In blogs where many judges candidly expressed their thoughts, one theme is that the state has shifted to the counties its burden for watching out for "trouble and troubled" kids, a label used often by Rep. Wendell Willard, R-Sandy Springs, the author of House Bill 242, which made the changes.

To receive the grant money, a court would have to adopt a plan to reduce commitments to state facilities by 20 percent. Oconee County could meet the 20 percent threshold by sending just one less kid to state custody, but the benefit for just one teen would make the high cost of a new program hard to justify.

Since the future funding is “dependent on reducing the number of commitments (to state custody) it creates an ethical problem for those judges receiving that funding,” McArthur said.

Brinson agreed. “I did not feel comfortable,” he said. “I either would have to make a decision that would hurt the county or not benefit the child.”

He said, “What the Governor’s Office has done, I think in the long-run will help the system. But it will be hard up-front. I know what they are trying to do and what they need to do.”

Until last year, Oconee was one of many counties that received a $7,000 grant — now discontinued — that paid for counseling, psychological testing and substance abuse evaluations.

Now McArthur is covering those costs with supervision fees and depending on private insurance or public health programs such as Medicaid to cover the costs of local treatment programs.

“Kids without insurance are the ones hardest hit,” McArthur said.

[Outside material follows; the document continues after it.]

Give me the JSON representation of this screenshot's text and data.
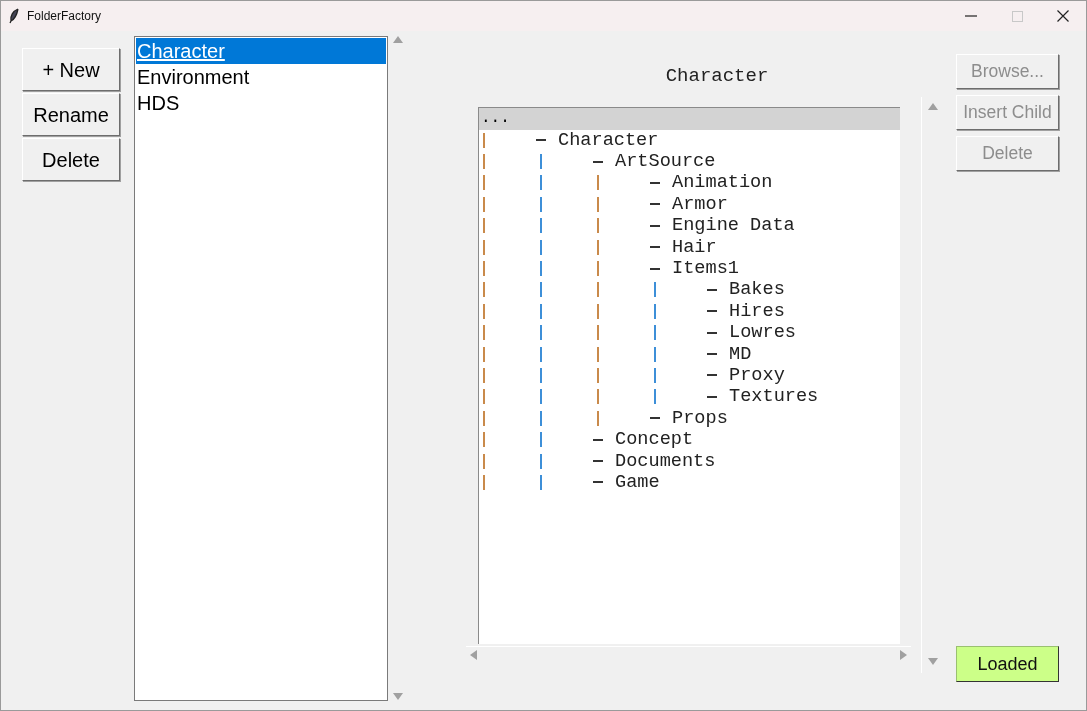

For several years, Judge Mary Carden’s court in Dawson County used a $7,000 grant from the state to pay for several programs, but last year that grant was cancelled. Consequently, Carden wrote personal checks for $150 six months in a row to cover the cost of a weekend program for kids in need of a little more supervision. But everything else, except for basic probation and community service, had to stop in Dawson County.

“We’re trying to keep things going but it’s hard,” Carden said.

She said the needs of Hall and Dawson, though in the same circuit, are too different for the smaller county to piggyback on the larger one and the needs of Dawson are not significant enough to justify the cost of an “evidence-based” program that is on the approved list for new funding.

“The cost for those programs are exorbitant,” Carden said. “There are none … for under $100,000 a year. These programs are big-deal programs. ”

One company charges $98 a day to run an evening reporting program for a nonviolent juveniles awaiting court. Another charges $295 for each person it trains to run support groups for 9- to 18-year-old girls. Another bills $495 for each person it trains to lead group and individual programs for teenage drug addicts and alcoholics. One provider listed a fee of $8,400 for in-home therapy for juveniles and the parents.

“We don’t have the money,” said Brinson, the judge in the Atlantic Judicial Circuit.